Comme on peut le voir sur la carte ci-dessus, créée à partir de la compilation des archives de l'UEFA, ce ne sont là que les derniers exemples en date, de sanctions appliquées par l'UEFA. Au total, sur les deux ans et demi durant lesquels ces règles ont été appliquées, ce ne sont pas moins de 42 clubs qui ont été sanctionnés, pour un montant total de près de 200 millions d'euros, dont 131 millions récupérables en cas de respect des règles édictées par l'UEFA à l'avenir.

Un grand nombre de cas à l'Est

La carte ci-dessus fait apparaître un système à deux vitesses. En termes de nombre de cas, les pays de l'Est de l'Europe se classent au premier rang : Roumanie, Turquie, Serbie et Russie arrivent ainsi en tête de liste.
Cependant, les amendes subies par les clubs de ces pays restent faibles dans l'ensemble. En réalité, les 200 millions d'euros d'amende sont dus pour plus de la moitié par le PSG et le Manchester City avec 60 millions d'euros chacun dont 40 millions récupérables.
Les disparités en terme de montant d'amende sont en fait telles qu'il a été impossible de respecter la même échelle concernant la taille des bulles représentant les pénalités financières les plus importantes, car elles auraient occulté les autres informations présentes sur la carte.

Pourquoi une telle disparité dans les sanctions dues au Fair-Play Financier ?

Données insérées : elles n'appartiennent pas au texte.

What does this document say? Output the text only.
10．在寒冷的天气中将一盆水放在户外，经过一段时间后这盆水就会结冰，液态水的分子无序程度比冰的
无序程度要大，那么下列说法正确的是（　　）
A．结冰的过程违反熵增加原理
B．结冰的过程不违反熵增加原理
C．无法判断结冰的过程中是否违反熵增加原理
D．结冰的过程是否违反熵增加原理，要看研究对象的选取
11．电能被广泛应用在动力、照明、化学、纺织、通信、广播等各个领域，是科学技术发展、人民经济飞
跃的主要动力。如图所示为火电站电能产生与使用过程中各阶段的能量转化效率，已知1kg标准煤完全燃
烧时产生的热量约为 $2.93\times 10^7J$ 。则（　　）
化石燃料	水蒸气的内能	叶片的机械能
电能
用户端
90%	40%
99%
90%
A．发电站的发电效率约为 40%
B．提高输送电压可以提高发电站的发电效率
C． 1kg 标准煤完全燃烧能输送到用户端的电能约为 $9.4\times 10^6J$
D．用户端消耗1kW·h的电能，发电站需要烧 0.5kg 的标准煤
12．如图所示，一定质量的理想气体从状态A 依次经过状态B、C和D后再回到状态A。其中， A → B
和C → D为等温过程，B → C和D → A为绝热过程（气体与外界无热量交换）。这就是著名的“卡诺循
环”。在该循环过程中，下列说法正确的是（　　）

Les règles de l'UEFA sont très souples, autorisant une importante marge de manœuvre au niveau des sanctions applicables. En effet, un club ayant fauté dans le cadre du Fair-Play Financier peut, entre autres, se voir simplement réprimandé (cf. le club Portugais Vitória SC), subir une pénalité financière, être limité dans ses recrutements ou être exclu de toute compétition UEFA pour une durée déterminée (comme l'emblématique Étoile Rouge de Belgrade). Aucune correspondance claire entre la nature ou le degré d'infraction et la proportionnalité de la sanction n'est établie dans la documentation UEFA ou dans la « jurisprudence ».
C'est pourquoi les faits reprochés ne suffisent pas en eux-mêmes à expliquer les différences observées en termes de montant d'amende. Bien que cela n'ait pas à notre connaissance été décrit ainsi par l'UEFA, il semblerait en fait que les amendes soient plutôt proportionnelles à la richesse du club.
En effet, le PSG et Manchester City, qui se classent mondialement parmi les 6 premiers clubs en 2015 en termes de chiffres d'affaires (cf. classement Money League de Deloitte), sont également ceux qui ont écopé des plus fortes amendes.
Une telle notion d'amende proportionnelle au revenu peut sembler étrange, voire injuste en France où l'égalité est une valeur fondamentale, notamment devant la loi. Cette notion d'amende proportionnelle au revenu est bien moins étrangère en Finlande, ou même en Suisse, où se situe le siège social de l'UEFA.

Quel impact sur la compétition ?


Plusieurs phénomènes pourraient voir le jour. Une « ossification » de la compétition pourrait avoir lieu, dans la mesure où le Fair-Play Financier impose certaines restrictions à l'investissement, notamment à l'achat de joueurs, en particulier pour les clubs présentant un résultat déficitaire. En empêchant les clubs en développement d'investir en capital humain, cette régulation pourrait donc figer le classement UEFA tel que nous le connaissons aujourd'hui.
Il y a cependant des mécanismes compensateurs. Les investissements dans les centres de formation - qui visent à acquérir du capital humain à moyen terme - n'étant pas pris en compte par l'UEFA dans la notion d'équilibre budgétaire, il reste possible, dans la durée, de chambouler les hiérarchies établies. De plus, la proportionnalité des sanctions a pour avantage, si elle se répète, de rééquilibrer la compétition. Voilà une affaire à suivre, les dossiers de clubs importants étant encore sous investigation.